Quando ho effettuato l'intervista, il film ancora chiaramente non era stato proclamato vincitore, ma la sensazione abbastanza (non solo mia, ma anche di altri presenti in sala) era quella di un film che sa colpire dritto nel segno, con intelligenza ma soprattutto con tantissima ironia (come piace a me). L'intervista a Kimura, a Megumi e alla Katayama mi ha restituito la medesima sensazione: di persone estremamente garbate, dal talento sottile, che volevano veicolare delle idee precise, e che ci sono riuscite benissimo. Sia il film che questo incontro, quindi, sono stati per me davvero una graditissima sorpresa. Il film uscirà in Giappone domani, dopo aver fatto il tour di tutta Europa (Cannes compresa, ma per una volta siamo arrivati prima noi!!), con tutto il cuore spero che non smetta affatto presto di far parlare di sé... così da poterlo rivedere presto anche da noi :3
Queste brevi interviste sono davvero carine, interessanti per le opinioni e prospettive che trasmettono e divertenti negli aneddoti di vita quotidiana. Chi l'avrebbe mai detto: agli italiani piace il konbini, ai giappi piacciono i nostri supermercati! Comunque anch'io vorrei svegliarmi la mattina con un applauso...😅
Il film è stato tra i più promettenti già a inizio festival (il terzo giorno). Emerge anche solo per il fatto di essere ben bilanciato, nel non scadere nel melodramma come buona parte dei titoli di quest'anno: la regia riesce a spezzare il ritmo prima che lo diventi. Racconta una storia senza spingere una morale o qualche posizione politica, anche se in qualche descrizione esterna qualcuno prova ad infilarcela.
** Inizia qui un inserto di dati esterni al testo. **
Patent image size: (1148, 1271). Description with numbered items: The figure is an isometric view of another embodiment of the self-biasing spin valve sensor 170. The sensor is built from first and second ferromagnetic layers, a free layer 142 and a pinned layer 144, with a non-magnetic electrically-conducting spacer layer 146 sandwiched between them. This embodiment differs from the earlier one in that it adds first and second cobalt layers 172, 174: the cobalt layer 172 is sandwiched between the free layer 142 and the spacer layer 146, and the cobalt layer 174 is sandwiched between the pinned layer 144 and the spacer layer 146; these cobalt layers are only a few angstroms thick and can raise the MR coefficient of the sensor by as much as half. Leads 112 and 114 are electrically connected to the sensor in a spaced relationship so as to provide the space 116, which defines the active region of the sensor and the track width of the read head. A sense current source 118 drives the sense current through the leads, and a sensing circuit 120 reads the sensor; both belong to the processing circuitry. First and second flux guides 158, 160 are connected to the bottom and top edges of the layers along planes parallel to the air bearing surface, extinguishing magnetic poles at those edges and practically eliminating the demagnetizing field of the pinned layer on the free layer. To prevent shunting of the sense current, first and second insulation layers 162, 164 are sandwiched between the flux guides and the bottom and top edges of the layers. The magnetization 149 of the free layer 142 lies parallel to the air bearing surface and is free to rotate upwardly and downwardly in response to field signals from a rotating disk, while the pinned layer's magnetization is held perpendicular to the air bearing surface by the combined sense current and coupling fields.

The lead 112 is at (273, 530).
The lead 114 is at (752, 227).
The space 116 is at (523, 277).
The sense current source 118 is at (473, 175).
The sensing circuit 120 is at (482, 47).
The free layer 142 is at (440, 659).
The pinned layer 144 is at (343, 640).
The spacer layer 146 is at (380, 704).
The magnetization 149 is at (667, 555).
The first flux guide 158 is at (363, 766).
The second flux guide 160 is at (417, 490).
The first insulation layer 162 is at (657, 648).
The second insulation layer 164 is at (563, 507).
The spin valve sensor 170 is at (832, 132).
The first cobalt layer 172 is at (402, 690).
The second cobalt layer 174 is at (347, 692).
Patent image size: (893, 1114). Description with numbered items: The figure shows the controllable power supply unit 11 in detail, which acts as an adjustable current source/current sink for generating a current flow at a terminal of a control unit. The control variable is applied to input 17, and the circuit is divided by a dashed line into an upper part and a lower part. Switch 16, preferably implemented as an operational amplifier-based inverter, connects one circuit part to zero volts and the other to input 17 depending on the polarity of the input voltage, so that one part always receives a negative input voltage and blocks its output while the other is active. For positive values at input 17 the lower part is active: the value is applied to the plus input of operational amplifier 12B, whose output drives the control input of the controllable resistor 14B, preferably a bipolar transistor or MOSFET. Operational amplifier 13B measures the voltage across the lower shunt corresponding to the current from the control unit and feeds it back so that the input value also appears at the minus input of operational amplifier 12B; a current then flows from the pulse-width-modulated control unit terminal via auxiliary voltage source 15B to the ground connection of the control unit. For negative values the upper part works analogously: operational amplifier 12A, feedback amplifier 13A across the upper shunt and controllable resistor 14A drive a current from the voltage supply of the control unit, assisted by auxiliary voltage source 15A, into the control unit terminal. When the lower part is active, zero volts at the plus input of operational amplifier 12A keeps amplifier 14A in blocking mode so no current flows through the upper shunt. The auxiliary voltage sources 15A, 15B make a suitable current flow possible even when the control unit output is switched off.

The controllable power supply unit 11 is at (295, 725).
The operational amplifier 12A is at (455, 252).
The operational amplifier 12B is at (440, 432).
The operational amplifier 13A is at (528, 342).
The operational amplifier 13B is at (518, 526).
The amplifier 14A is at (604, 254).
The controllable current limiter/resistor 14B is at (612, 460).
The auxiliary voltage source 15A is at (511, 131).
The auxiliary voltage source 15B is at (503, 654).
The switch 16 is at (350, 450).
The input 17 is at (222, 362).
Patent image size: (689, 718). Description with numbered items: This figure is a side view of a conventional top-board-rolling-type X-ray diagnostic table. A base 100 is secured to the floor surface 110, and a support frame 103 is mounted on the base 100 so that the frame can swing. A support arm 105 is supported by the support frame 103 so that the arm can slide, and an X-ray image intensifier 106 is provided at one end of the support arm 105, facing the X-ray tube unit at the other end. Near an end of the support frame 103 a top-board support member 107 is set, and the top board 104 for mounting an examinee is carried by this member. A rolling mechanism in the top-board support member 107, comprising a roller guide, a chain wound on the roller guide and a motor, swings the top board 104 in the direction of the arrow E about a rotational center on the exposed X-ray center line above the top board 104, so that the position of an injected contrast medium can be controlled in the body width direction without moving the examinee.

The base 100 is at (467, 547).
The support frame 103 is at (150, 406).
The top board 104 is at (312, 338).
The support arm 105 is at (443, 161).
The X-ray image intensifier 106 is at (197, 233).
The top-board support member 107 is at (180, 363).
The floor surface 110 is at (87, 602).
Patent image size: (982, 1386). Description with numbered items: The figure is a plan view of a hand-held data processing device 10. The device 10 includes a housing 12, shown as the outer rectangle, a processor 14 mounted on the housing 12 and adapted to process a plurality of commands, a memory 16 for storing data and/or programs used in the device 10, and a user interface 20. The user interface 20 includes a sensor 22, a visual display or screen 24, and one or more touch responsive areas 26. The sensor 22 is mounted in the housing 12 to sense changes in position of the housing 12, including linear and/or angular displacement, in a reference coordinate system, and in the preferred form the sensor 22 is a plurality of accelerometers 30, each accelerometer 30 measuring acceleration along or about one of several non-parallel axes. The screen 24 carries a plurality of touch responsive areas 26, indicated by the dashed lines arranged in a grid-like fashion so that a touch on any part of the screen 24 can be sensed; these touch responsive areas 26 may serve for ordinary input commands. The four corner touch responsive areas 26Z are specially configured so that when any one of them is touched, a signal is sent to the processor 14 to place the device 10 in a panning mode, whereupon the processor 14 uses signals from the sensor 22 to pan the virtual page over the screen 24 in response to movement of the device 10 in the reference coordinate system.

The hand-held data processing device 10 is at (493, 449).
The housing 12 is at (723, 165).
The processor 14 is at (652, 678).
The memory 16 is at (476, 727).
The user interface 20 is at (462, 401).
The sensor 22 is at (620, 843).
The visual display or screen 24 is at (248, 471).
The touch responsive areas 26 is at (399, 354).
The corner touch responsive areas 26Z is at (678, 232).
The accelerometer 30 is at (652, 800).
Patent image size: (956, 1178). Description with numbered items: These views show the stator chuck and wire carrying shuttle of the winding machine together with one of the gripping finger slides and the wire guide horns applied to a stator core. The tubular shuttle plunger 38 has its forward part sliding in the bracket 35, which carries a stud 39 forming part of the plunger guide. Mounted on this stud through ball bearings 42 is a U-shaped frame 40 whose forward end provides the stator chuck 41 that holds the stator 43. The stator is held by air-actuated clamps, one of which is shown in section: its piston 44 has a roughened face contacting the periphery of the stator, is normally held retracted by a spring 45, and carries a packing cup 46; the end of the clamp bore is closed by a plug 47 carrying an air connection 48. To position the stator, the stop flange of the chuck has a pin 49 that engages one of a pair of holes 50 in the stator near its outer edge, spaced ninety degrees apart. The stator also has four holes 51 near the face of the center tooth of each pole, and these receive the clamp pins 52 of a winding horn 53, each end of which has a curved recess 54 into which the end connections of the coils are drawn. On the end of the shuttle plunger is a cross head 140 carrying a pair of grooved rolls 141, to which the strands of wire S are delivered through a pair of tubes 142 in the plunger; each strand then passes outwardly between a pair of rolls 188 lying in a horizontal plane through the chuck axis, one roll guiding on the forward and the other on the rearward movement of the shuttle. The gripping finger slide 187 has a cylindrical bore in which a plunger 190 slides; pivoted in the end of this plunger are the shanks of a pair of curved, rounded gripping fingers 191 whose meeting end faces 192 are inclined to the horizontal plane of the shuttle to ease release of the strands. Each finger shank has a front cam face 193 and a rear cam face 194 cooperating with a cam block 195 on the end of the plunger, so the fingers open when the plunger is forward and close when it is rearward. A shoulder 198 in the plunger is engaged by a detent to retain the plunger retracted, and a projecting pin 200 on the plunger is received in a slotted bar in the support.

È solo una storia di una donna che ha preso una scelta, con i suoi difetti come per gli altri personaggi con le proprie sfortune, in cui non c'è un cattivo (salvo suocera e cognata che creano l'innesco della trama). Non c'è lotta tra i sessi o questioni sociali (bella la scena con il movimento femminista dai cui si allontana subito perché i suoi problemi sono concreti e immediati spezzando anni di falsa narrazione), la protagonista non dà la colpa al mondo e soprattutto si rimbocca le maniche e in cambio si trova intorno le persone giuste che l'appoggiano. E l'attrice bravissima nel portare tutte le sfaccettature del personaggio. Una bella storia, non troppo pesante, con un buon range di emozioni, che potrebbe anche funzionare abbastanza bene da noi, se qualcuno vorrà portarlo.